Let $D=\{(x_1,x_2)\in\mathbb{R}^n: x_1^2 + x_2^2 <1\}$. Suppose that exists $u$ harmonic in $D$, continuous in $\overline{D}$ and that coincides with $2x_1^2$ in $\partial D$. Find $u(0)$.
By the Representation Theorem for $u$ harmonic:
$$u(x) = -\int_{\partial \Omega} g(y)\frac{\partial G}{\partial v}(x,y) dS(y)$$ For our problem, $g(x_1,x_2) = 2x_1^2$ and $G$ would be the Green Function for the ball in $2$ dimensions: $$G(x_1,x_2) = -\frac{1}{2\pi}(\ln(|x_2-x_1|)-\ln(|x_1||x_2-x_1^*|))$$ where $x_1^* = \frac{x_1}{|x_1|^2}$
In $B(0,1)$, the normal $v$ is simply $(x_1,x_2)$, and we know $\frac{\partial G}{\partial v} = \nabla G\cdot v$.
$$\frac{\partial G}{\partial x_1} = -\frac{1}{2\pi}\left(\frac{1}{|x_2-x_1|}\frac{x_2-x_1}{|x_2-x_1|}-\frac{1}{|x_1||x_2-x_1^*|}\frac{\cdots}{\cdots}\right)$$
I didn't finish the derivative calculation because I think it's too big s this is not the way to solve this exercise. I'd have to multiply this entire thing by $2x_1^2$ and integrate for $x=(0,0)$. Doesn't this expression has a singulatiry on $(0,0)$ by the way?

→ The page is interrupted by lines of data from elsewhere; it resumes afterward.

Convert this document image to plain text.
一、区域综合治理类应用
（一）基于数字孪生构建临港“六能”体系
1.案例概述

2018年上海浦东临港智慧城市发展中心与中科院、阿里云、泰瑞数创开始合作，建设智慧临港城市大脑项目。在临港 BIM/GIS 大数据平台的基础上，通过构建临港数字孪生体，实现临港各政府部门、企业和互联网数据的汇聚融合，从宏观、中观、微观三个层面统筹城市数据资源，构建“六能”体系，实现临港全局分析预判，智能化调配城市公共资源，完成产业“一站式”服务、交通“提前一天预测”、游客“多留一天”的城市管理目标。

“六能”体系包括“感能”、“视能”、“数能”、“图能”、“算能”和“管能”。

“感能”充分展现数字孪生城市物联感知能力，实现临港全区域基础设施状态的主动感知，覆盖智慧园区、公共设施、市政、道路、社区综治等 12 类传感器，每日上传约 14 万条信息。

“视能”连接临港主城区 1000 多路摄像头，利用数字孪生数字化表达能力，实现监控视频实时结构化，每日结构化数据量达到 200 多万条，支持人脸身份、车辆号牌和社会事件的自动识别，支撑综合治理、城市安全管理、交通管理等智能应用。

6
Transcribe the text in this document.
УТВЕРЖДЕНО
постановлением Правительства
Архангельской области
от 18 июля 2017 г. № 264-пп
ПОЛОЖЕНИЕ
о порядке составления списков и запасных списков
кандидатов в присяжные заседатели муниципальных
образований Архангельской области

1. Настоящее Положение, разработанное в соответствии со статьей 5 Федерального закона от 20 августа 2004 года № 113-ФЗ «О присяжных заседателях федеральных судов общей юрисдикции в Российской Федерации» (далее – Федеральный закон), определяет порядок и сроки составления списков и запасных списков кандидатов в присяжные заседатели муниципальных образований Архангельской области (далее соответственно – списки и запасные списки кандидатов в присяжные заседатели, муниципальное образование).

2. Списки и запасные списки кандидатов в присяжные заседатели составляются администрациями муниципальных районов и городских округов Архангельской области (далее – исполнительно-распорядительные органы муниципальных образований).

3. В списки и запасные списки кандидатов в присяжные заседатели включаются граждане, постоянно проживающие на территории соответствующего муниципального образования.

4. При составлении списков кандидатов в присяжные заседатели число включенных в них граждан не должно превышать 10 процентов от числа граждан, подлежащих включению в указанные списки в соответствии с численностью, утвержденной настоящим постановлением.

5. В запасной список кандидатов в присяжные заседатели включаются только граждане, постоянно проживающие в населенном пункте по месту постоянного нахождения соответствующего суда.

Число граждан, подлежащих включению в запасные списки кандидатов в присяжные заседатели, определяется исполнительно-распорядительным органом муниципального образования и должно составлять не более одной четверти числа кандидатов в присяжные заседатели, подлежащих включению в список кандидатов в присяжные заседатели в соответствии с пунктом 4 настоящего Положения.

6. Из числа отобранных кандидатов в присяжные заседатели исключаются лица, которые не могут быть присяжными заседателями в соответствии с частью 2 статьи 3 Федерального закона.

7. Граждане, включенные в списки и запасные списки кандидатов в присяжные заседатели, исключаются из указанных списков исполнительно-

Or should I simply see that $g(0,0) = 2(0)^2$ and thus the entire integrand is $0$ and thus $u(0) = 0$?
For a harmonic function, the value at a point is equal to the average around a circle centred at that point. In this case you want to take the average of $2 \cos^2(\theta)$ for $0 \le \theta \le 2\pi$, i.e. $$ \dfrac{1}{2\pi} \int_0^{2\pi} 2 \cos^2(\theta) \; d\theta $$